ND: Rumänien ist relativ neu in der NATO und in der EU. Was bedeutet das für die Protestmöglichkeiten?
Geissler: Rumänien will sich als Neumitglied als gelehriger Schüler präsentieren. Die Austragung des NATO-Gipfels in Bukarest ist einerseits ein Dankeschön für bereits erbrachte Bündnisleistungen wie in Afghanistan. Andererseits wurde Bukarest ausgewählt, weil es dort noch keine längerfristig entwickelte Protestkultur gibt. Das hat selbstverständlich Einfluss auf die Protestformen. Große öffentliche Aktionen sind in Bukarest nicht möglich und auch nicht geplant. Zudem haben die rumänischen Behörden Antimilitarismus-Aktivisten die Einreise verweigert, um zu verhindern, dass sie die kleine einheimische Szene unterstützen können.
Wie viele Antimilitaristen sind nach Bukarest gelangt?
Das ist schwer zu sagen. Generell gilt, dass viele durchgekommen sind, die als Touristen eingereist sind. Andere wie wir als Organisatoren der Antimilitaristischen Infotour, die zwangsläufig mit Informationsmaterial unterwegs waren, wurden abgewiesen. Papier ist Gewalt, hieß das Schlagwort. Auch beim zweiten Versuch ohne Material wurden wir nicht durchgelassen. Befehl direkt aus Bukarest, teilten uns die Grenzbeamten mit.
Ist das in Rumäniens Medien ein Thema?
Thema schon, aber mit nur einer Stoßrichtung.
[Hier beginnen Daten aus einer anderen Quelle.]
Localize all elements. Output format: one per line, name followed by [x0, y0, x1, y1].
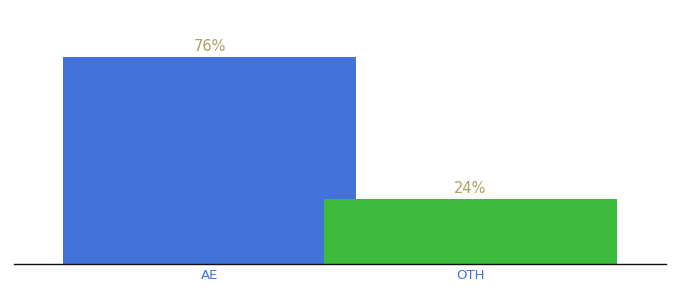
Bar — [63, 57, 356, 264]
Text: 24%: 24% — [454, 181, 487, 196]
Text: 76%: 76% — [193, 39, 226, 54]
Bar — [324, 199, 617, 264]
Die Aktivisten werden dort als Hooligans geschildert, die kommen wollen, um Bukarest zu verwüsten. Der unerwünschte Nebeneffekt: Die rumänische Antimilitarismusszene wurde dadurch mobilisiert. Sie hatten nicht erwartet, dass überhaupt Personen aus dem Ausland kommen, um sie zu unterstützen. Das hat sie motiviert, sich jetzt erst recht an den geplanten Protesten zu beteiligen.
Welche Proteste sind in Bukarest offiziell erlaubt worden?
Keiner. Alle Demonstrationen auf der Straße wurden verboten. Selbst eine Food-not-bombs-Aktion wurde untersagt. Dabei ist das eine weltweite Aktionsform, bei der Nahrung gesammelt wird, um öffentlich Essen zu kochen und kostenlos zu verteilen und damit gegen das Missverhältnis von Militär- und Sozialausgaben zu protestieren.
Bis nach Rumänien ist die Infotour also nicht gelangt. Wie war die Resonanz davor?
Sehr gut. Das Publikum war sehr interessiert. In Mazedonien ging es zum Beispiel um den NATO-Beitritt, während sich in Tschechien viel um die neuen Raketenabwehrsysteme drehte. Insgesamt eine runde Sache, die uns und hoffentlich auch die Teilnehmer bereichert hat.